The gates feature as a set piece for the City Lights show, which centers around a theme of craziness, mental illness and eventual recovery. This is a new, unusual concept for the group to explore, and many are excited about their personal interpretation.
“The theme is mental illness,” senior City Lights member Jaynell Lardizabal said. “There’s a lot of idea and inspiration behind it. I think it’ll appeal to a lot of people, because we’re showing we’re not oblivious to the different emotions people encounter in their everyday lives. The entire message we’re sending is that ‘it’s gonna be okay.’ And I think people will like that.”
Lardizabal says the premiere is where everything begins. It is the first time the choirs perform in front of a large-scale audience, before their festival this coming Saturday. There’s added anticipation and excitement, as each member prepares to dance and sing for their classmates and parents.
“I used to be really nervous but now I’m just stoked,” Lardizabal said. “Because it’s [my] last first [show], and my mindset is just positive and energetic.”
Show choir members from both City Lights and the all-female choir, Satin ‘N Lace, marched through the halls today with matching T-shirts and hair in sock buns. Yet, this is only the beginning of the preparation process. Girls will later curl their hair, add excessive make-up and false eyelashes, then climb into glittering dresses with silver shoes. Satin ‘N Lace girls, performing a 40’s themed show, will shape their curls into “victory rolls”. Boys will dress in long black coats and, eventually, sharp silver suits. As the audience members clamber for seats, the show choirs will be rushing into place.
“We’re usually a hot mess [before the show starts] and then we just pull everything together last-minute,” Lardizabal said. “And the premiere is like our first real performance so all the adrenaline and all the months of hard work and rigor are behind our show. It sets the tone [for the rest of the year].”
Members are hoping for a large audience at tonight’s show, as they prepare to showcase their set for other competitive choirs this weekend.

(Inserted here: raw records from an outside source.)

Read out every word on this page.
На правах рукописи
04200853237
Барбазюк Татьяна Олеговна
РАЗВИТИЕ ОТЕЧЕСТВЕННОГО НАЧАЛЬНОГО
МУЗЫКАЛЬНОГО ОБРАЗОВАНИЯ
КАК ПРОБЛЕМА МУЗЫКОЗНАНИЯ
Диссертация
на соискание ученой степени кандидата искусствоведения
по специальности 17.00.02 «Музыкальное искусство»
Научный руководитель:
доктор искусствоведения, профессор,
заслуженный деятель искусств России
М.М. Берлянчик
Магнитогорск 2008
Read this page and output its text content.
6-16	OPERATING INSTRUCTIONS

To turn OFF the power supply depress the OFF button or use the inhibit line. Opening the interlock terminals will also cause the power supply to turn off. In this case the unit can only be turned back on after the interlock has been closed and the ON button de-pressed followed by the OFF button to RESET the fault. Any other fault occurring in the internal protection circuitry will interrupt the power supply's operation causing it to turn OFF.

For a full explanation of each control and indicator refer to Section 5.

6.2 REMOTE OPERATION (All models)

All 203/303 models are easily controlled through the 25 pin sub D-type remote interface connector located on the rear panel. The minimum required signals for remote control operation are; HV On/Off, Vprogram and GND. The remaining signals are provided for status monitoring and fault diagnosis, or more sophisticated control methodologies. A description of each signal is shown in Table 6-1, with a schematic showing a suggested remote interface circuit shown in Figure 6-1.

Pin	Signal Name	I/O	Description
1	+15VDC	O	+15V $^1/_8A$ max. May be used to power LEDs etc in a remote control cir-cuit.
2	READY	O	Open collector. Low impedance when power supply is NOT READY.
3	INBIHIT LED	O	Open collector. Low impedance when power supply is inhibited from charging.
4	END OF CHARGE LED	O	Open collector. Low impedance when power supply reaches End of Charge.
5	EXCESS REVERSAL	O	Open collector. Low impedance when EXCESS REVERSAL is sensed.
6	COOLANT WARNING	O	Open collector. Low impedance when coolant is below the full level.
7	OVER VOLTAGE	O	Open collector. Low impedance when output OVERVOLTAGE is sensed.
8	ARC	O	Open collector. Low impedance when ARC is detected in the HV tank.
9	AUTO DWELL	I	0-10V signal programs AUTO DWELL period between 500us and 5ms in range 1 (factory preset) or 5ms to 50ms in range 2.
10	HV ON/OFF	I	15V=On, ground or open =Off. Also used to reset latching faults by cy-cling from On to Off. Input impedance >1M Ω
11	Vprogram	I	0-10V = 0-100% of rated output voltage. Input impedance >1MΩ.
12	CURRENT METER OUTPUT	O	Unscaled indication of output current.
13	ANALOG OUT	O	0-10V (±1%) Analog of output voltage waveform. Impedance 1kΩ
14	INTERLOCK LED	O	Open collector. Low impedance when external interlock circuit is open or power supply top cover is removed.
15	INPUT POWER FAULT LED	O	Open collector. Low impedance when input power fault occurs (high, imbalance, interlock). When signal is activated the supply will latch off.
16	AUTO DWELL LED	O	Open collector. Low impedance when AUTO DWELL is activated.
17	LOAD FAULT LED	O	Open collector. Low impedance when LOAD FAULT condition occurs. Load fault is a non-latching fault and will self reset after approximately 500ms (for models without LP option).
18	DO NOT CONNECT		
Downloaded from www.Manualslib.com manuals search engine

There’s a lot for the choirs to offer and a lot for the audience to see, Lardizabal said.
“We’re like choir kids on crack,” Lardizabal said. “[People] should come because we’re Rock Bridge, we’re representing our school, and [show choir] isn’t a sport, and it’s not quite a fine art … It’s a really cool experience as an audience member.”
The show begins at 7 p.m. tonight, Jan. 10, and will last between 40 minutes and an hour.